Morrison rejects ammo tax hike, will propose long term Cook County budget plan

Morrison rejects ammo tax hike, will propose long term Cook County budget plan

Morrison rejects ammo tax hike, will propose long term Cook County budget plan

CHICAGO – Cook County (Illinois Review) – like the city of Chicago and the state of Illinois – has a budget problem. The governments are spending more than they’re taking in. Instead of focusing on where to cut, Cook County Board President Toni Preckwinkle is focused on finding places where she can pull in more revenue.

She’s placed a recommendation for a new tax of one penny per round of rimfire, and five cents per round for centerfire cartridges. Commissioner Richard Boykin (1st District) is sponsoring the tax hike.

The proposed ammo tax is in addition to tax hikes on hotels, e-cigarettes and event ticket brokers, reportedly to close the a $22.5 million shortage in Illinois’ largest county’s 2016 $4.5 billion budget.

At least one Cook County Commissioner is adamantly opposed to the proposed tax.

Sean Morrison, who represents the 17th Cook County District, told Illinois Review over the weekend, “No, I am not for this tax, nor any tax!”

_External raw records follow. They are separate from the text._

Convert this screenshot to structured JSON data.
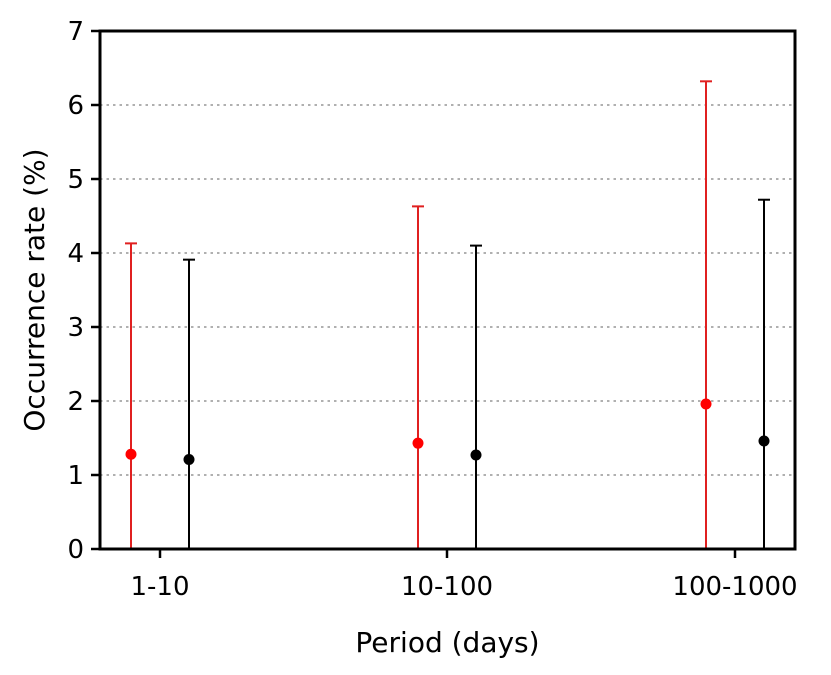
{
  "chart_data": {
    "type": "scatter",
    "title": "",
    "xlabel": "Period (days)",
    "ylabel": "Occurrence rate (%)",
    "categories": [
      "1-10",
      "10-100",
      "100-1000"
    ],
    "ylim": [
      0,
      7
    ],
    "yticks": [
      0,
      1,
      2,
      3,
      4,
      5,
      6,
      7
    ],
    "grid": "horizontal dotted",
    "series": [
      {
        "color": "#ff0000",
        "errorbar_color": "#e02020",
        "values": [
          1.28,
          1.43,
          1.96
        ],
        "lower": [
          0,
          0,
          0
        ],
        "upper": [
          4.13,
          4.63,
          6.32
        ]
      },
      {
        "color": "#000000",
        "errorbar_color": "#000000",
        "values": [
          1.21,
          1.27,
          1.46
        ],
        "lower": [
          0,
          0,
          0
        ],
        "upper": [
          3.91,
          4.1,
          4.72
        ]
      }
    ]
  }
}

“And to be clear, I will not be voting in support  of this,” Morrison said. “In fact, I have and will be actively attempting to convince  my commissioner colleagues that this is a bad idea on so many levels.”
Morrison, who recently was appointed to succeed retiring commissioner Liz Gorman, said he intends to submit an amendment of his own for consideration.

It will be an amendment that will allow the county to close the $22,500,000.00 budget shortfall and balance the 2016 budget, Morrison said.

Morrison says his proposal would allow the county to move forward and make an extremely significant ‘additional payment’ of $438 million to pay down the pension fund shortage over the next four to five years by using the revenue generated by the Cook County sales tax increase.

“If the board will commit to making similar payments over the next four to five years, we can have the massive pension shortfall corrected. Combined with additional operating efficiencies we are currently putting in place will eventually allow us to use those revenue funds for other areas, but only and after we bring the pension arrears back into the black,” Morrison said.

“That, in my opinion, is a responsible fiscal budget plan.”

The Republican from southwestern Palos Park will face a stiff uphill battle to convince the Democrat-controlled board to consider his plan. He said it will take pressure from organizations and taxpayers on their county board commissioners to stay the tax hikes and consider his budget ideas.